Monthly Report for October 2005

 

 

Project No.: 260671

Funding Agency: Defense Logistics Agency - Defense Technical Information Center

Award No.: SP4700-05-P-0148

Project Title: Tools for Automatic Extraction of Metadata from DTIC Electronic Documents Collections - Phase II

Project Period: 09/19/05 - 09/18/06

 

Work Accomplishments during period

 

1. Document Classification

            Exploration of alternatives

We are considering classification schemes based on

a) simple rules such as presence of white space, bold face, centering and the like

b) geometric layout of blocks of information creating trees of information

 

·        Began exploring literature on automated typesetting to look for typographic conventions that may serve as indicators of layout division (e.g., what constitutes “significant” amounts of vertical/horizontal whitespace in relation to font size)

 

 

2. RDP Metadata Extraction

            Engine enhancement design

Refined metadata extraction code for handling SF-298 forms.

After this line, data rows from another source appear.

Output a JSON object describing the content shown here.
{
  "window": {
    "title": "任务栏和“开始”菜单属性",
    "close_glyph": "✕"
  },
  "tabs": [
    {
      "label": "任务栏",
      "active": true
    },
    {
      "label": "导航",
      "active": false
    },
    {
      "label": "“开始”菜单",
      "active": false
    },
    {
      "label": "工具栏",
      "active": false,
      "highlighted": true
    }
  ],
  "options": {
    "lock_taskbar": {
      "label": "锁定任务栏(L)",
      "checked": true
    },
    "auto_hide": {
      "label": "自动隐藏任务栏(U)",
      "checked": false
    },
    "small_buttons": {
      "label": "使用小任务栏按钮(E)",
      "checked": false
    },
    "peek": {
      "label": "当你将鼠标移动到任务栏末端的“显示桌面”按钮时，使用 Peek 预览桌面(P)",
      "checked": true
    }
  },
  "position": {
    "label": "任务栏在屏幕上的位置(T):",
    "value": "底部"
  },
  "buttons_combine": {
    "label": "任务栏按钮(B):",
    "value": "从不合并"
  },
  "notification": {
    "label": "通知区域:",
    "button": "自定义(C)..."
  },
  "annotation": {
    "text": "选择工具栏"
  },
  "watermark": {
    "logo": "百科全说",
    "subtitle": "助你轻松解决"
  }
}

·        Robust handling of cases where OCR errors split a form/table cell vertically

·        Added capability to specify excluded strings as part of a template, so that boilerplate labels will not be confused with meaningful text appearing nearby

 

Evaluated precision and recall metrics for metadata extraction from SF-298 forms on an initial sample of 300 documents. Discovered additional variant forms, and added templates to process these variants. Results are posted on the website.

 

Uncovered additional OCR errors, including apparent software bug yielding non-conformant XML documents – ASCII character codes embedded in files that appear to lie outside the XML 1.0 standard. Developed input filters to correct prior to parsing XML.

 

Current design employs the conjunction of a large number of rules to identify metadata-bearing pages (i.e.,., title/cover pages). Began analysis of these rules as independent indicators to determine whether some might be redundant or possibly even counter-productive.

 

Developed preliminary measures of template complexity, as a preliminary step towards evaluating trade-offs in engine features versus template language modification

 

4. Transition

            DTIC process study

Not yet started as we want to have meeting with DTIC at DTIC first

            General Communications

Substantial update to website, including addition of on-line demos to support GPO presentation

 

Deliverables/Milestones

 

There are no deliverables specified for this time period.

 

Problem Areas and Corrective Actions

 

None

 

Deviations in Cost/Schedule

 

None

 

Work to be Accomplished Next Period

 

Continue precision/recall study for templates extracting metadata from SF-298 using randomly selected documents

 

Continue design for the classification scheme to match a document with an appropriate template

 

Start on the DTIC process study